How much of Other Peoples Stuff is Actually Family History and is Deserving of Heirloom Status?
Eventually most of us realize we can’t keep everything. If we do our family may have to plan an intervention and we may find ourselves submitted to the humiliation of being featured in an episode of Hoarders! In all these boxes of family history treasure you will need to decide what is worth keeping.
No doubt, all these things once meant something to someone, though in many cases that someone wasn’t you. Remember to separate the item from the memory. I recommend keeping most things when you do your initial sort. There will always be time to decide an item doesn’t really qualify for heirloom status later on in this process. You don’t want to dispose of something and then wish later that you had kept it. When you decide something isn’t worth keeping you are just putting stuff in the trash, not the person that you love. Continuing to drag all of their stuff around with you for the rest of your life will be a burden.

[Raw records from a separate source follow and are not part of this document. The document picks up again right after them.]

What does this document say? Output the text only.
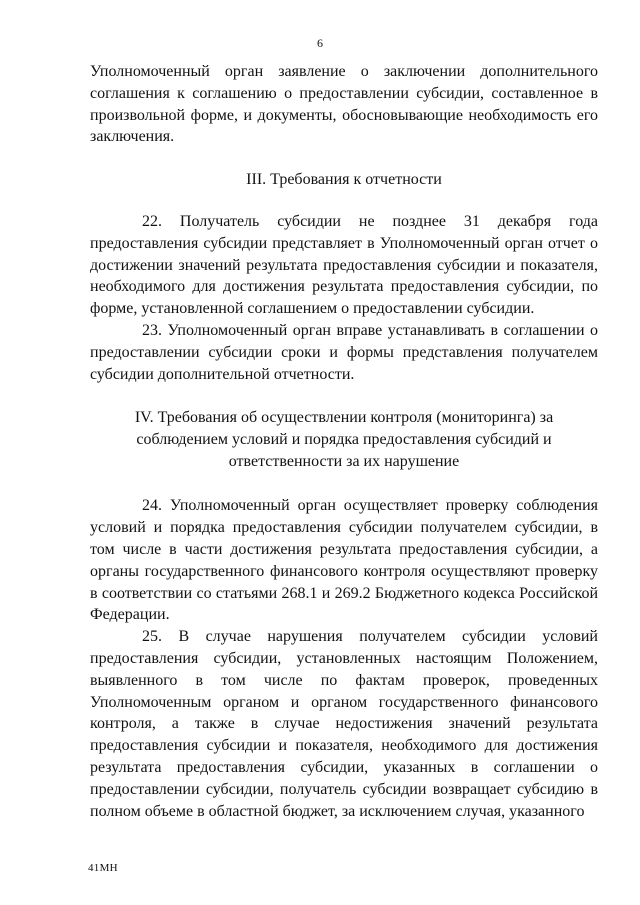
6

Уполномоченный орган заявление о заключении дополнительного соглашения к соглашению о предоставлении субсидии, составленное в произвольной форме, и документы, обосновывающие необходимость его заключения.

III. Требования к отчетности

22. Получатель субсидии не позднее 31 декабря года предоставления субсидии представляет в Уполномоченный орган отчет о достижении значений результата предоставления субсидии и показателя, необходимого для достижения результата предоставления субсидии, по форме, установленной соглашением о предоставлении субсидии.

23. Уполномоченный орган вправе устанавливать в соглашении о предоставлении субсидии сроки и формы представления получателем субсидии дополнительной отчетности.

IV. Требования об осуществлении контроля (мониторинга) за соблюдением условий и порядка предоставления субсидий и ответственности за их нарушение

24. Уполномоченный орган осуществляет проверку соблюдения условий и порядка предоставления субсидии получателем субсидии, в том числе в части достижения результата предоставления субсидии, а органы государственного финансового контроля осуществляют проверку в соответствии со статьями 268.1 и 269.2 Бюджетного кодекса Российской Федерации.

25. В случае нарушения получателем субсидии условий предоставления субсидии, установленных настоящим Положением, выявленного в том числе по фактам проверок, проведенных Уполномоченным органом и органом государственного финансового контроля, а также в случае недостижения значений результата предоставления субсидии и показателя, необходимого для достижения результата предоставления субсидии, указанных в соглашении о предоставлении субсидии, получатель субсидии возвращает субсидию в полном объеме в областной бюджет, за исключением случая, указанного

41МН
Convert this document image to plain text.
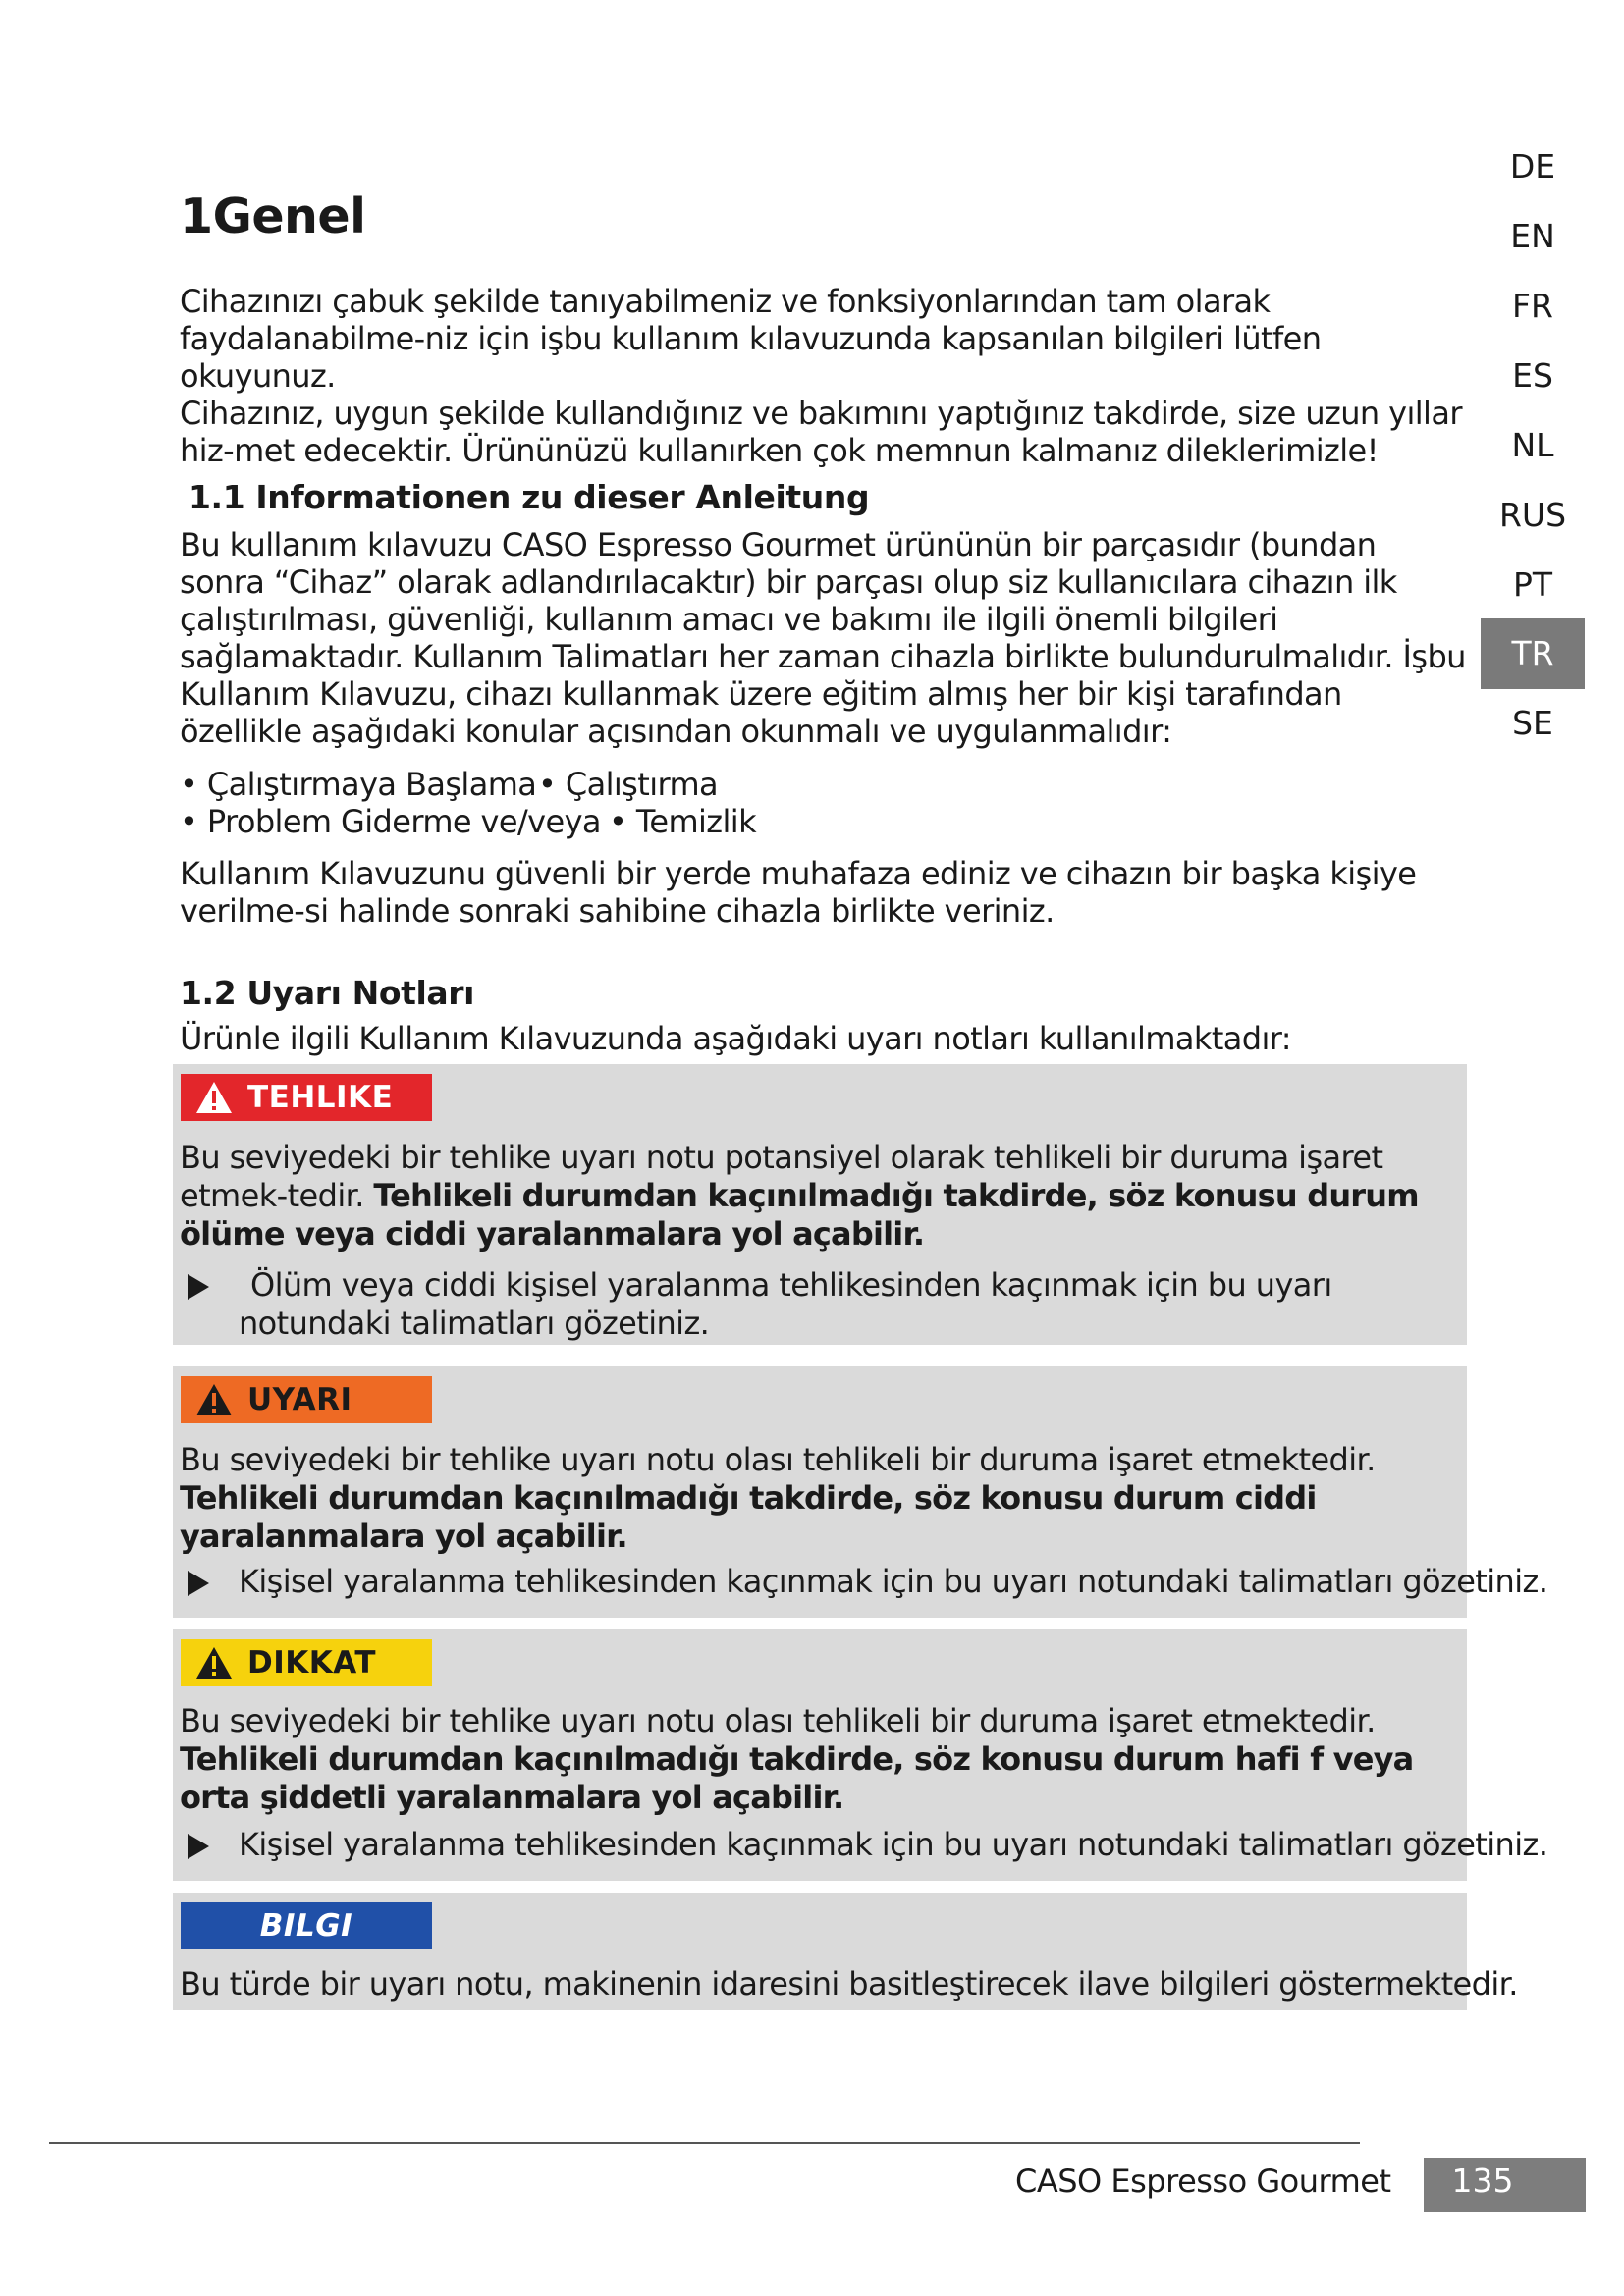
1Genel

Cihazınızı çabuk şekilde tanıyabilmeniz ve fonksiyonlarından tam olarak faydalanabilme-niz için işbu kullanım kılavuzunda kapsanılan bilgileri lütfen okuyunuz.

Cihazınız, uygun şekilde kullandığınız ve bakımını yaptığınız takdirde, size uzun yıllar hiz-met edecektir. Ürününüzü kullanırken çok memnun kalmanız dileklerimizle!

1.1 Informationen zu dieser Anleitung
Bu kullanım kılavuzu CASO Espresso Gourmet ürününün bir parçasıdır (bundan sonra “Cihaz” olarak adlandırılacaktır) bir parçası olup siz kullanıcılara cihazın ilk çalıştırılması, güvenliği, kullanım amacı ve bakımı ile ilgili önemli bilgileri sağlamaktadır. Kullanım Talimatları her zaman cihazla birlikte bulundurulmalıdır. İşbu Kullanım Kılavuzu, cihazı kullanmak üzere eğitim almış her bir kişi tarafından özellikle aşağıdaki konular açısından okunmalı ve uygulanmalıdır:
• Çalıştırmaya Başlama • Çalıştırma
• Problem Giderme ve/veya • Temizlik
Kullanım Kılavuzunu güvenli bir yerde muhafaza ediniz ve cihazın bir başka kişiye verilme-si halinde sonraki sahibine cihazla birlikte veriniz.
1.2 Uyarı Notları
Ürünle ilgili Kullanım Kılavuzunda aşağıdaki uyarı notları kullanılmaktadır:
TEHLIKE
Bu seviyedeki bir tehlike uyarı notu potansiyel olarak tehlikeli bir duruma işaret etmek-tedir. Tehlikeli durumdan kaçınılmadığı takdirde, söz konusu durum ölüme veya ciddi yaralanmalara yol açabilir.
Ölüm veya ciddi kişisel yaralanma tehlikesinden kaçınmak için bu uyarı notundaki talimatları gözetiniz.
UYARI
Bu seviyedeki bir tehlike uyarı notu olası tehlikeli bir duruma işaret etmektedir.
Tehlikeli durumdan kaçınılmadığı takdirde, söz konusu durum ciddi yaralanmalara yol açabilir.
Kişisel yaralanma tehlikesinden kaçınmak için bu uyarı notundaki talimatları gözetiniz.
DIKKAT
Bu seviyedeki bir tehlike uyarı notu olası tehlikeli bir duruma işaret etmektedir.
Tehlikeli durumdan kaçınılmadığı takdirde, söz konusu durum hafi f veya orta şiddetli yaralanmalara yol açabilir.
Kişisel yaralanma tehlikesinden kaçınmak için bu uyarı notundaki talimatları gözetiniz.
BILGI
Bu türde bir uyarı notu, makinenin idaresini basitleştirecek ilave bilgileri göstermektedir.
DE
EN
FR
ES
NL
RUS
PT
TR
SE
CASO Espresso Gourmet	135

Most of it belonged to people who loved you (and I believe they still do even though they have moved on to the next life). People who love you wouldn’t want to weigh you down with things that don’t mean anything to you because you don’t know the story behind them. If you can piece things together for that story and if it is interesting to you, then probably, it will one day be interesting to posterity. Of course, you can’t ask your 15 year old if they find it interesting. Keep in mind that our interests change as we age and develop more mature priorities. You might try asking yourself if it will ever be interesting to you. You may even seek the advice of an older friend or relative.
While I recommend keeping things on the first sort, How to sort all that stuff, all of these choices are individual. Just because something is worth keeping to me, doesn’t mean you have to feel that way about it and vice versa. I decided it was safe to go ahead and shred my parents tax records which dated clear back to 1970. I looked through some of them, it was interesting to see how much they made back then and to realize how well we seemed to manage on what now seems like so little. I found some old paycheck stubs, too, that showed the income of my parents and grandparents and told where they worked. I also found a pay stub from my first job. In my opinion, a few paycheck stubs would be interesting in a personal history, but old tax records, of people who have passed, can go. Who wants to look at old tax records anyway? Let’s face it, taxes are a bad memory! Be sure to keep your own more recent records, though.
For more information and opinion as to what is of worth and what is not, I suggest reading How to Lose a Legacy by Ellen Lupton. At the time I read it there were 173 comments. Some of the comments give great insight as to what becomes important as we age, our life circumstances change, or we lose those we love. I am one who finds peace and comfort in the stories and things passed down through the generations. If we don’t pass history on to our children they will have no roots, they may never know who they really are or where they came from. We can only share that information with them. What they do with it is their choice.